LInear regression Flashcards
Linear regression
predicts a response variable from values of an explanatory variable by fitting a model of a straight line to the data
(different from correlation as correlation treats both variables equally and measures strength of association whilst regression measures how steeply response variable changes on average with changes in explanatory variable)
Overall:
- Estimate values for slope and intercept using equations based off least squares
- Calculate mean square error (S^2) of slope and intercept
- Calculate SE and CI using S^2 and T values
- Use T test to see if slope or intercept significantly different from 0
- Use ANOVA table to see if a significant amount of variation is explained by the model.
Fitting the line
y = ax + b OR y = mx + c (+error)
Use equation to work out slope and intercept -> base off least square equations
Equation can be used to predict Y hat values from X values (aim is to minimise the error in these predictions)
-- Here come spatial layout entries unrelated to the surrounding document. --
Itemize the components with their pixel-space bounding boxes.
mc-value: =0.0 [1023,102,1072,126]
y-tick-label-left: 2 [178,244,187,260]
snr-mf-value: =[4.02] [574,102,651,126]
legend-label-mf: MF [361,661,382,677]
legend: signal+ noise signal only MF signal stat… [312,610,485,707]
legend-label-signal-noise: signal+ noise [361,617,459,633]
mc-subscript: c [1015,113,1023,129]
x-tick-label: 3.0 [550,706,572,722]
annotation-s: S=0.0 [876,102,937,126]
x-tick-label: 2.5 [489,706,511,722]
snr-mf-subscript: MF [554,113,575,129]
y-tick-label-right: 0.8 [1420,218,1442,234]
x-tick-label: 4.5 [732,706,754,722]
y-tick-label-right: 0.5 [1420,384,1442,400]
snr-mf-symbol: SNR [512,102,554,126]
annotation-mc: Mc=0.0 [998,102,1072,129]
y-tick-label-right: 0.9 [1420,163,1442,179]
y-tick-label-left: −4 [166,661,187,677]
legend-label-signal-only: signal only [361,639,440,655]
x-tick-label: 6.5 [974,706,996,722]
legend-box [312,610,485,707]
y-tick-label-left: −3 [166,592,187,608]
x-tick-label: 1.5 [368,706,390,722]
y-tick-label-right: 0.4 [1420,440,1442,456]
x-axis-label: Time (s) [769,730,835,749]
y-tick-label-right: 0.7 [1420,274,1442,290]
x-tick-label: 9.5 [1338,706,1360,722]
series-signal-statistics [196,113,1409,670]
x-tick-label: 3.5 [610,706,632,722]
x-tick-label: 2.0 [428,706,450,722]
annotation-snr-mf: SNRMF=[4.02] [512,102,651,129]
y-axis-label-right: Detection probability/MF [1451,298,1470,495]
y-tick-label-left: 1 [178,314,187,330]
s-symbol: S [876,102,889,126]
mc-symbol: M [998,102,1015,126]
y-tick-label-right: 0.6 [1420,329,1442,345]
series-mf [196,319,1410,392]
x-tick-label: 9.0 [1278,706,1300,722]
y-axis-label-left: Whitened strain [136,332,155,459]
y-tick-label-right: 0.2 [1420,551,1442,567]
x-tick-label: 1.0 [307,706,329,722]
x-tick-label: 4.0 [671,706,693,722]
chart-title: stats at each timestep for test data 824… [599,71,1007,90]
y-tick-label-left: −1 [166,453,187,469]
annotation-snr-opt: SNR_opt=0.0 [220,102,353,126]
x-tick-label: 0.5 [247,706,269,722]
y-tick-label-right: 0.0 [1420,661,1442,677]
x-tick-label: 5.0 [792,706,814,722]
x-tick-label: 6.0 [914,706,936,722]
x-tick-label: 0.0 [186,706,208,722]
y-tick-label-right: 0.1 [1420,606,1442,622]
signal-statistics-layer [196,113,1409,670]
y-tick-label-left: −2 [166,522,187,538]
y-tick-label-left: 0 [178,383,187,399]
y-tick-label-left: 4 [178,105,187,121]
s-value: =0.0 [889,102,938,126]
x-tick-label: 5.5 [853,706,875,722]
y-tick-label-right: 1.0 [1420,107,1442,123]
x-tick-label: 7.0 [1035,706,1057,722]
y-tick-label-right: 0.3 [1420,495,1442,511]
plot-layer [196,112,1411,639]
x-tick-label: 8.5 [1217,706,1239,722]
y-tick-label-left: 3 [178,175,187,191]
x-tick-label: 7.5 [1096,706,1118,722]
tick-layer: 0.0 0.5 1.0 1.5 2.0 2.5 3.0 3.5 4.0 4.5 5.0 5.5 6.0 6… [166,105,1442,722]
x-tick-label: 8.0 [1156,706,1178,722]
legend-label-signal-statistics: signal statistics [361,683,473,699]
Can only make reliable predictions w/in range of X – cannot extrapolate (as relationship may not be linear outside range, we don’t know)
Assumptions
- At each x value there is a pop’n of possible Y values whose mean lies on the true regression line – this is assumption that relationship is linear
- At each value of x, the distrib of possible Y values is normal
- Variance of Y values is same at all values of X
- At each value of X, y measurements represent a random sample form the pop’n of possible Y values
Residuals
measure vertical deviation of Y from the least squares regression line
Residual = observed value – predicted value = Y-Y ̂
Testing model significance
Error sum of square (SSE/ SSE): sums of difference between obserbed and expected squared or calculated by SST-SSR
Error mean square (MSR/ MSE/ S^2): ESS/ N-2
T test approach:
Estimating SE of slope and intercept requires S^2
Can calculate CI for intercept and slope using SE and T value for T disitrbution (using n-2 df)
Do CI overlap 0?
Use T test to see if slope and intercept are significantly different from 0.
-> Tend to be significant if T value is twice the SE
ANOVA approach
- Split variation into variation explained by regression line and error.
- create ANOVA table
Regression variation: SSR: 1: MSR
Error variation: SSE (= TSS- RSS): n-2: S^2
Total variation: TSS: N-1: